それは、相手の異能がGランク──つまり、自分の同類であるところ落ちこぼれだから。
──ではなく。
「……いや、十六歳で体術がBランク? それ信憑性ある情報ですか?」
そう、彼が驚いたのはそこである。
正直いえば、巌人自身や義妹の紡が居るためあまりそう思わないかもしれないが、高校一年生で体術がBランクなど、正直いって神童もいいところだ。
本来ならば成人して、日々鍛錬を積んで技術と応用を身につけ、その上でやってたどり着くのがAやBランクであり、高校の三年間において、天才のたどり着ける限界がBランクとされている。ちなみにSランクからは立派な人外だ。

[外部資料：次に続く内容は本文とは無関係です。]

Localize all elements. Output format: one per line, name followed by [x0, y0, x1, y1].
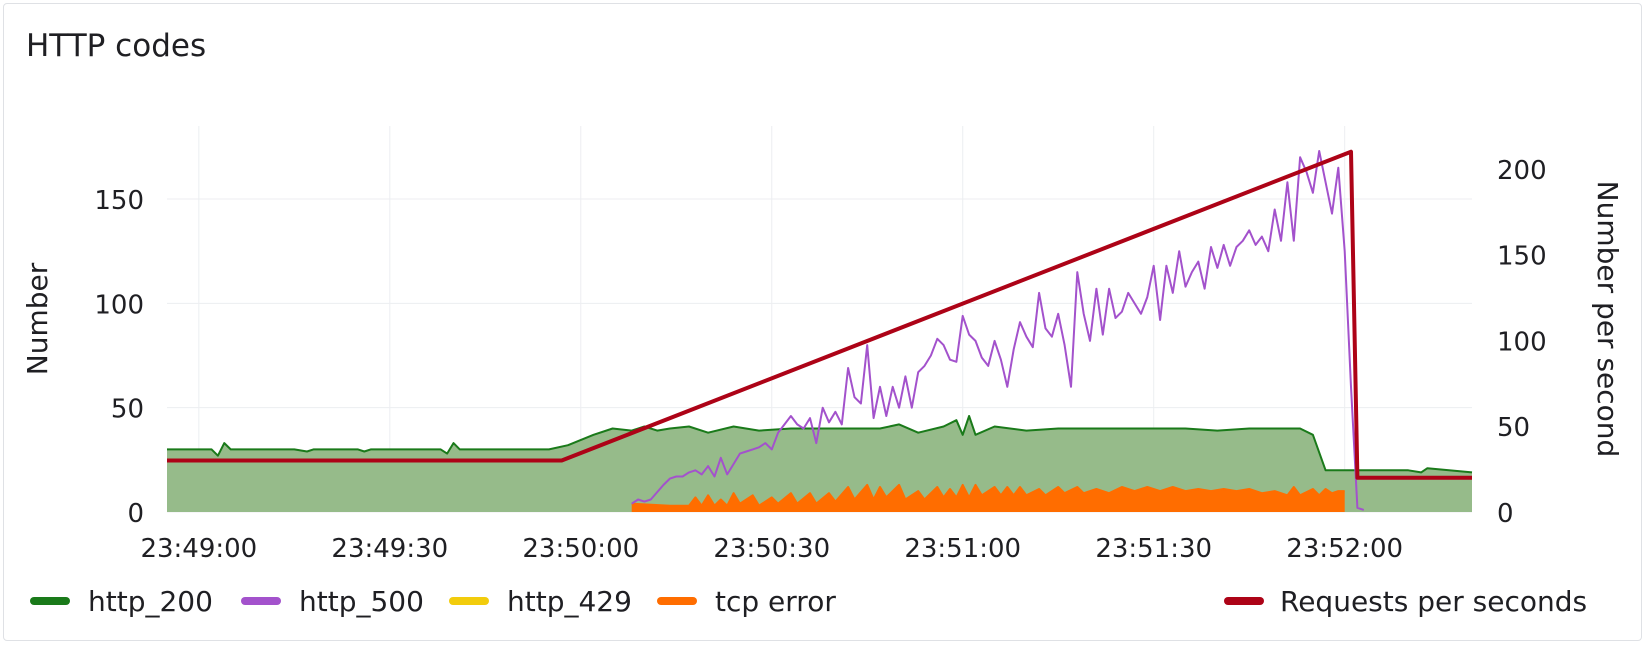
x-tick-label: 23:51:30 [1095, 534, 1212, 564]
x-tick-label: 23:50:00 [522, 534, 639, 564]
legend-label[interactable]: http_200 [88, 585, 213, 618]
y-right-tick-label: 50 [1497, 413, 1530, 443]
x-tick-label: 23:50:30 [713, 534, 830, 564]
legend: http_200 http_500 http_429 tcp error Request… [30, 585, 1587, 618]
legend-label-rps[interactable]: Requests per seconds [1280, 585, 1587, 618]
legend-label[interactable]: http_500 [299, 585, 424, 618]
chart-svg: 23:49:00 23:49:30 23:50:00 23:50:30 23:51:00… [21, 126, 1624, 618]
x-tick-label: 23:51:00 [904, 534, 1021, 564]
x-tick-label: 23:49:00 [140, 534, 257, 564]
y-left-tick-label: 50 [111, 395, 144, 425]
x-tick-label: 23:49:30 [331, 534, 448, 564]
legend-label[interactable]: http_429 [507, 585, 632, 618]
x-tick-label: 23:52:00 [1286, 534, 1403, 564]
y-left-tick-label: 150 [94, 186, 144, 216]
y-left-tick-label: 0 [127, 499, 144, 529]
y-right-tick-label: 200 [1497, 156, 1547, 186]
y-right-axis-label: Number per second [1591, 181, 1624, 458]
y-left-axis-label: Number [21, 262, 54, 375]
y-right-tick-label: 0 [1497, 499, 1514, 529]
y-right-tick-label: 100 [1497, 327, 1547, 357]
series-layer [167, 149, 1473, 512]
legend-label[interactable]: tcp error [715, 585, 836, 618]
y-right-tick-label: 150 [1497, 242, 1547, 272]
y-left-tick-label: 100 [94, 290, 144, 320]
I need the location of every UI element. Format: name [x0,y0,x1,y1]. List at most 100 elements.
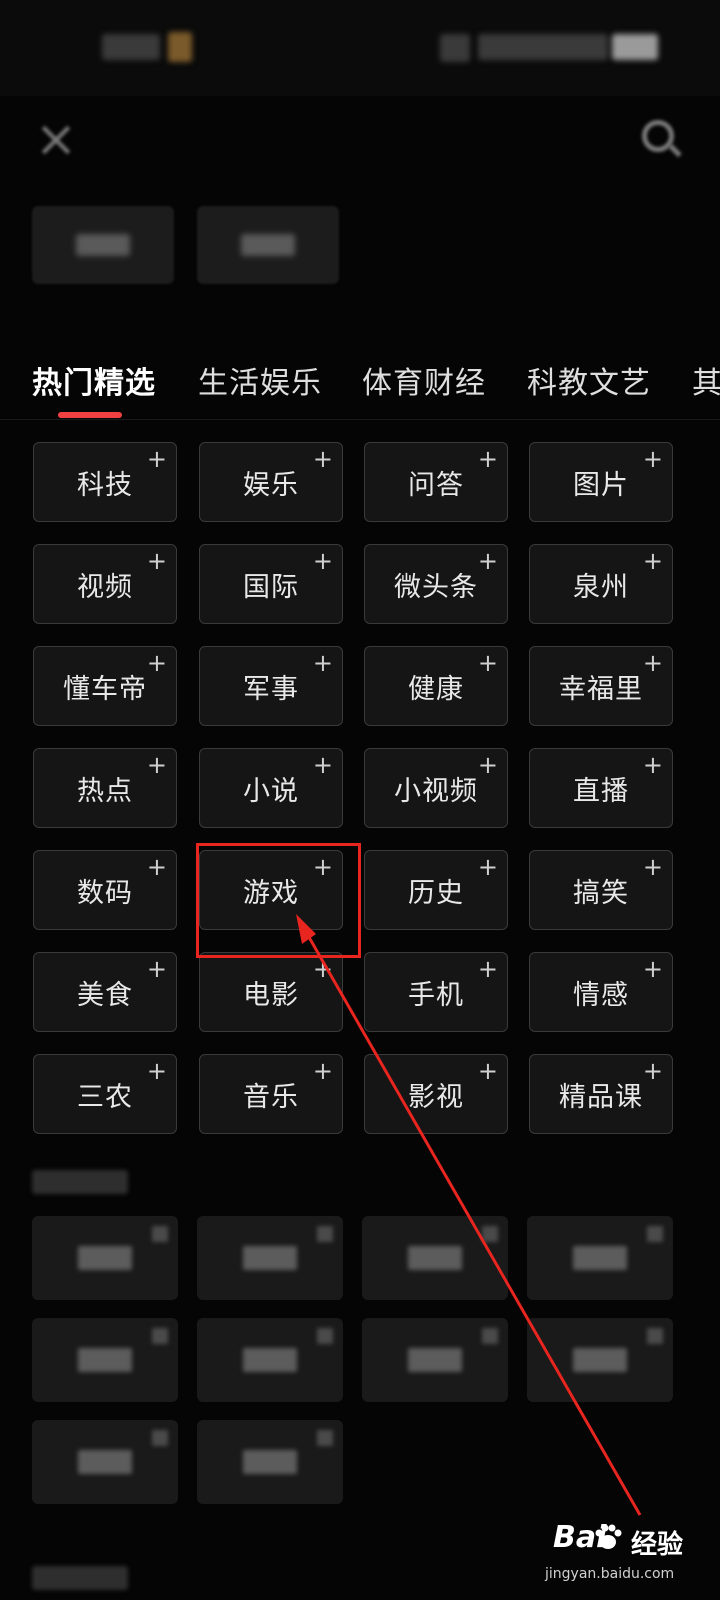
channel-chip[interactable]: 娱乐 + [199,442,343,522]
add-icon: + [312,751,334,779]
channel-label: 泉州 [573,571,629,603]
blurred-channel-chip[interactable] [32,1216,178,1300]
channel-label: 影视 [408,1081,464,1113]
tab-life-entertainment[interactable]: 生活娱乐 [198,358,322,402]
add-icon: + [146,751,168,779]
add-icon: + [642,955,664,983]
channel-label: 三农 [77,1081,133,1113]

それを一年生の、それも入学して一週間も経っていないこの時期でBランクなどと……とてもじゃないが信じられるランクではない。
──だがしかし。
「見てわかる通り、これって政府が寄越してきた情報なんだよなぁ」
中島先生はそう言ってそれらの書類の入っていた封筒を手に取る。そこにはデカデカと日本政府の判子が押されており、その情報が確かなものなのだと証明している。
つまるところ、だ。
「僕の同類、ってことですか」
「正確には劣化版、って感じだろうがな。だからこそ政府もお前に情報渡してきたんだろ?」
そうに違いないだろう。そう巌人は確信していた。
日本政府は巌人の近接戦闘力がずば抜けていることを把握している。まぁ、元々は異能関連からの繋がりで知ったのだろうが。
「異能の使えない無能力者に、異能が最弱の天才児。いい組み合わせなんじゃねぇか?」
「後者はともかく前者、それだけ聞いたら超雑魚じゃないですか」
そう言って二人は苦笑いすると、お互いソファーから立ち上がる。
「交換生は明日明後日、つまり土日のどっちかに到着するらしい。豪華なことに特務のA級隊員が警備する飛行機での到着だとよ」
「なら僕がその人を家に泊めるのはは月曜日から、ってことでいいんですか?」
「あぁ、それまではホテル泊まりだとよ。滞在期間は一週間だから、ある程度食料とか買い込んどけよー」
そう言って中島先生は踵を返して職員室の自席へと戻ってゆき、巌人も職員室からそそくさと退出してゆく。
交換生徒。
正直どんな相手が来るかも不明で、極論をいえば男女どちらが来るのかさえも分からない。
けれど、それもきっと自分が望んだ『青春』なのだろうし、何が起こるかは分からないが、まぁそれも一興だ。
巌人は内心でそう思って笑みを浮かべると、少し軽くなった足取りで廊下を歩き出す。
「うん……買い物しなきゃ」
そんなことを、呟きながら。
オーバーダイ(訳:染めすぎる。
まさか自作していたとは⋯⋯作者も驚きです。